Marcel Renata
- Full name: Marcel Tukerangi Renata
- Born: 24 February 1994 (age 31) Auckland, New Zealand
- Height: 189 cm (6 ft 2 in)
- Weight: 121 kg (267 lb; 19 st 1 lb)
- School: King's College

Rugby union career
- Position: Prop
- Current team: Auckland, Blues

Senior career
- Years: Team / Apps / (Points)
- 2015–: Auckland / 53 / (15)
- 2018: Hurricanes / 2 / (0)
- 2019–: Blues / 66 / (35)
- Correct as of 16 July 2022

International career
- Years: Team / Apps / (Points)
- 2015–2022: Māori All Blacks / 15 / (0)
- 2017: New Zealand Barbarians / 1 / (0)
- Correct as of 16 July 2022

= Marcel Renata =

NZ rugby union player (born 1994)

Marcel T. Renata (born 24 February 1994) is a New Zealand rugby union player who currently plays as a prop for in New Zealand's domestic Mitre 10 Cup.

==Senior career==

Renata first made the Auckland provincial squad in 2015 and it was largely a year of learning for him as he made only 2 substitute appearances.
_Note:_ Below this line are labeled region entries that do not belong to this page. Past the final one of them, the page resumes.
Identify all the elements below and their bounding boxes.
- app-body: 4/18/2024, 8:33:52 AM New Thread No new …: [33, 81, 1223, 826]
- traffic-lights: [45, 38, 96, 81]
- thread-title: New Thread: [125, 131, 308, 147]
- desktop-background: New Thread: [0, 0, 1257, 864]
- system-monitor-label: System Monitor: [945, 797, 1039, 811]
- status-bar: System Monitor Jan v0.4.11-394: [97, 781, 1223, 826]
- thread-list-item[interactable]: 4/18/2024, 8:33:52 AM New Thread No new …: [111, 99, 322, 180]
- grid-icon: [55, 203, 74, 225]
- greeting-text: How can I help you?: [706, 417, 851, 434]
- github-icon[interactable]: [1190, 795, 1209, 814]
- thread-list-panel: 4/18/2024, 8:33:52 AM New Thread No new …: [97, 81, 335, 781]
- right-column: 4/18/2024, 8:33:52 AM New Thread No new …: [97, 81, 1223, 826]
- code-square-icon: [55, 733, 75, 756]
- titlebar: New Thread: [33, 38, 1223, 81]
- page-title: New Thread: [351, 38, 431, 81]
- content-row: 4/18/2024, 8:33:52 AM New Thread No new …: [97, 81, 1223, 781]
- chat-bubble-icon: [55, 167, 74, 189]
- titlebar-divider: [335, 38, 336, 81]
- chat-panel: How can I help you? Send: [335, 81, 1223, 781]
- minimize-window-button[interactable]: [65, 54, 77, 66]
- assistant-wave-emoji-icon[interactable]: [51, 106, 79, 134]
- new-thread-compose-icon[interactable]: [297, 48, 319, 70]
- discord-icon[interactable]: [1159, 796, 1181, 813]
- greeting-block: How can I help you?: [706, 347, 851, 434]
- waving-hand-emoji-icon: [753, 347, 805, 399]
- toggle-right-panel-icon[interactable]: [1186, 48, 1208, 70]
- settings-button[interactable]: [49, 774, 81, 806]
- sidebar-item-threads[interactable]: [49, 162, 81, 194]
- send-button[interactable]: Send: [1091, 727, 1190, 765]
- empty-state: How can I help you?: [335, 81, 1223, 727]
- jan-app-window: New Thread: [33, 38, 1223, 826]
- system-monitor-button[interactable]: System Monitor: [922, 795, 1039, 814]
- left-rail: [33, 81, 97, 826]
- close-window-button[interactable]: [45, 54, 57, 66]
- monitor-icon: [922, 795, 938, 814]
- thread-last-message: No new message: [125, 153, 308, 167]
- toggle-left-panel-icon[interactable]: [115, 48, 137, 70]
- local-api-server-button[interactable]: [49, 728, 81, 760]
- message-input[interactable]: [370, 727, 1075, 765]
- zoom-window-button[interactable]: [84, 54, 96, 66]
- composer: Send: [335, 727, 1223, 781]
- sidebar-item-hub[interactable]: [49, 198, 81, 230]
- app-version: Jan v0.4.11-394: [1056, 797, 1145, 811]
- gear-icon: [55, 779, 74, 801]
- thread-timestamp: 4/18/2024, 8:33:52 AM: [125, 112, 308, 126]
The following year he saw much more action, making 9 appearances, 6 of which were from the start in the number 3 jersey.

==International==

Whilst playing club rugby for the Varsity Vipers in Auckland, Renata was a late addition to the Māori All Blacks squad in 2015, making his debut off the bench against the New Zealand Barbarians side on the 18th of July. He was then selected by Head Coach Colin Cooper for the 2016 end of year tour, on which he played in all three matches.

==Personal life==
In early 2024, Renata had the middle finger of his right hand electively amputated at the knuckle due to persistent medical problems after the finger had been dislocated.